Xavier swallowed, quite at a loss as to how he should reply, if at all. An earl’s unrecognized bastard daughter hardly received the same consideration as an earl’s legitimate daughter. If anything, I probably ought to be going by Miss Morgan now.

“Mr. Trethewey,” I said loudly to cover her next comment, whatever it might be. “Would you care for some tea?” I led him to the parlor. His expression of relief altered to faint bewilderment as he looked around. The drawing room looked naked, bared of most of the decorative knick-knacks which had previously crowded every surface, as fashion dictated. Mother remained in the hallway, calling for Marjorie to bring the tray in an odd, sing-song voice. I tried to ignore her.

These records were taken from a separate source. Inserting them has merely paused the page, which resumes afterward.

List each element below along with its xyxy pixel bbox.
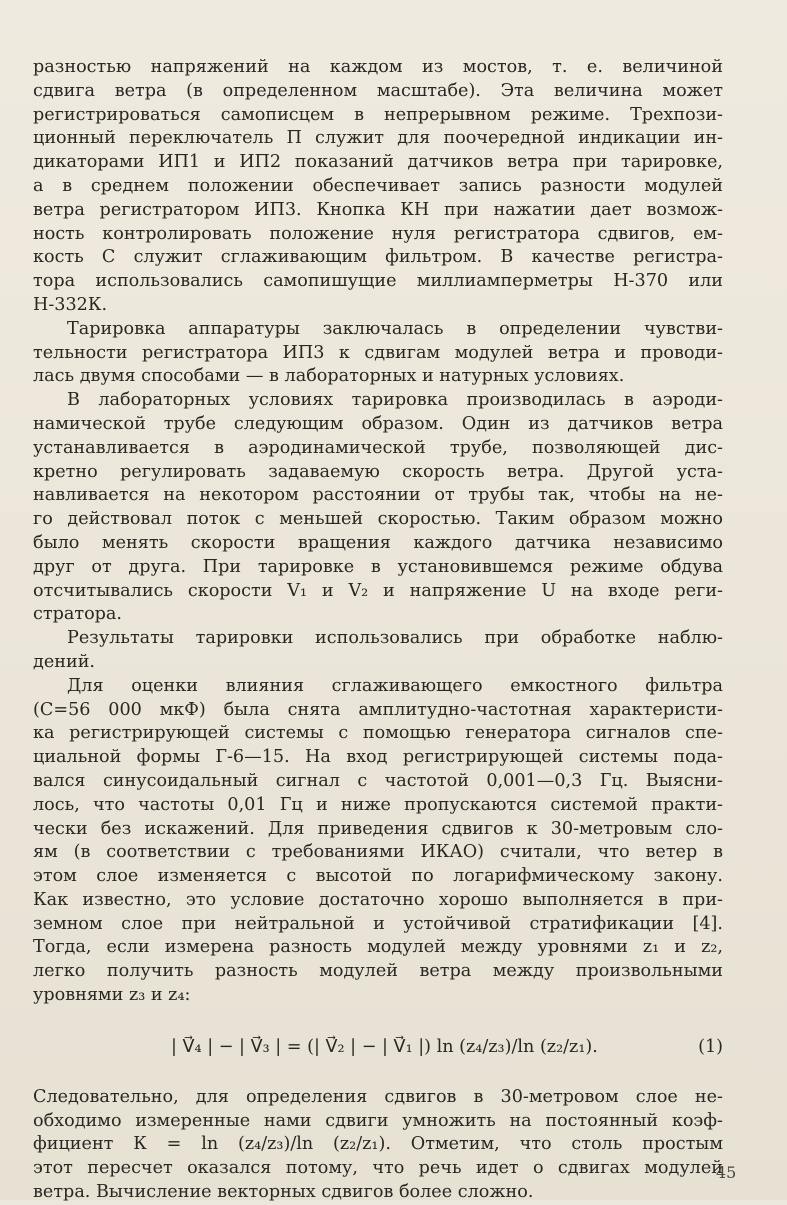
text-line: кретно регулировать задаваемую скорость ветра. Другой уста- (33, 461, 723, 482)
paragraph-6 (33, 1086, 723, 1205)
text-line: ность контролировать положение нуля регистратора сдвигов, ем- (33, 223, 723, 244)
text-line: Для оценки влияния сглаживающего емкостного фильтра (67, 675, 723, 696)
formula-1 (33, 1018, 723, 1078)
formula-expression: | V⃗₄ | − | V⃗₃ | = (| V⃗₂ | − | V⃗₁ |) ln (z₄/z₃)/ln (z₂/z₁). (171, 1036, 598, 1057)
text-line: В лабораторных условиях тарировка производилась в аэроди- (67, 390, 723, 411)
text-line: (С=56 000 мкФ) была снята амплитудно-частотная характеристи- (33, 699, 723, 720)
paragraph-5 (33, 675, 723, 1008)
paragraph-4 (33, 627, 723, 675)
text-line: разностью напряжений на каждом из мостов, т. е. величиной (33, 57, 723, 77)
paragraph-2 (33, 318, 723, 389)
text-line: дикаторами ИП1 и ИП2 показаний датчиков ветра при тарировке, (33, 152, 723, 173)
text-line: регистрироваться самописцем в непрерывном режиме. Трехпози- (33, 104, 723, 125)
text-line: ям (в соответствии с требованиями ИКАО) считали, что ветер в (33, 842, 723, 863)
text-line: этом слое изменяется с высотой по логарифмическому закону. (33, 866, 723, 887)
text-line: этот пересчет оказался потому, что речь идет о сдвигах модулей (33, 1158, 723, 1179)
text-line: уровнями z₃ и z₄: (33, 985, 191, 1006)
text-line: Как известно, это условие достаточно хорошо выполняется в при- (33, 889, 723, 910)
text-line: ветра. Вычисление векторных сдвигов более сложно. (33, 1182, 534, 1203)
text-line: друг от друга. При тарировке в установившемся режиме обдува (33, 556, 723, 577)
text-line: лась двумя способами — в лабораторных и натурных условиях. (33, 366, 625, 387)
body-text (33, 56, 723, 1205)
text-line: ветра регистратором ИП3. Кнопка КН при нажатии дает возмож- (33, 199, 723, 220)
formula-number: (1) (698, 1036, 723, 1057)
text-line: отсчитывались скорости V₁ и V₂ и напряжение U на входе реги- (33, 580, 723, 601)
text-line: было менять скорости вращения каждого датчика независимо (33, 532, 723, 553)
page-number: 45 (716, 1163, 737, 1182)
paragraph-3 (33, 389, 723, 627)
text-line: Тогда, если измерена разность модулей между уровнями z₁ и z₂, (33, 937, 724, 958)
text-line: намической трубе следующим образом. Один из датчиков ветра (33, 413, 723, 434)
text-line: Тарировка аппаратуры заключалась в определении чувстви- (67, 318, 723, 339)
text-line: земном слое при нейтральной и устойчивой стратификации [4]. (33, 913, 723, 934)
text-line: Н-332К. (33, 294, 108, 315)
text-line: го действовал поток с меньшей скоростью. Таким образом можно (33, 509, 723, 530)
text-line: вался синусоидальный сигнал с частотой 0,001—0,3 Гц. Выясни- (33, 770, 723, 791)
text-line: стратора. (33, 604, 123, 625)
text-line: циальной формы Г-6—15. На вход регистрирующей системы пода- (33, 747, 723, 768)
text-line: фициент К = ln (z₄/z₃)/ln (z₂/z₁). Отметим, что столь простым (33, 1134, 723, 1155)
text-line: легко получить разность модулей ветра между произвольными (33, 961, 723, 982)
paragraph-1 (33, 56, 723, 318)
text-line: чески без искажений. Для приведения сдвигов к 30-метровым сло- (33, 818, 723, 839)
text-line: Следовательно, для определения сдвигов в 30-метровом слое не- (33, 1086, 723, 1107)
text-line: навливается на некотором расстоянии от трубы так, чтобы на не- (33, 485, 723, 506)
text-line: тельности регистратора ИП3 к сдвигам модулей ветра и проводи- (33, 342, 723, 363)
text-line: обходимо измеренные нами сдвиги умножить на постоянный коэф- (33, 1110, 723, 1131)
text-line: лось, что частоты 0,01 Гц и ниже пропускаются системой практи- (33, 794, 723, 815)
text-line: кость С служит сглаживающим фильтром. В качестве регистра- (33, 247, 723, 268)
text-line: ка регистрирующей системы с помощью генератора сигналов спе- (33, 723, 723, 744)
text-line: а в среднем положении обеспечивает запись разности модулей (33, 175, 723, 196)
text-line: дений. (33, 651, 96, 672)
text-line: устанавливается в аэродинамической трубе, позволяющей дис- (33, 437, 723, 458)
text-line: сдвига ветра (в определенном масштабе). Эта величина может (33, 80, 723, 101)
text-line: Результаты тарировки использовались при обработке наблю- (67, 628, 723, 649)
text-line: тора использовались самопишущие миллиамперметры Н-370 или (33, 271, 723, 292)
text-line: ционный переключатель П служит для поочередной индикации ин- (33, 128, 723, 149)
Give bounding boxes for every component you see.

“Miss Willoughby—” He ran a finger nervously under his collar. “I’ve come to see if you’re quite all right.”

“That’s very kind of you.”

He was sitting so far away, and so proper. Just a few days ago he had stolen kisses in the dark. Now it felt as if something sat between us, all sharp edges and spikes. He stood abruptly and began to pace. It was quite unlike him to look so flustered. I narrowed my gaze.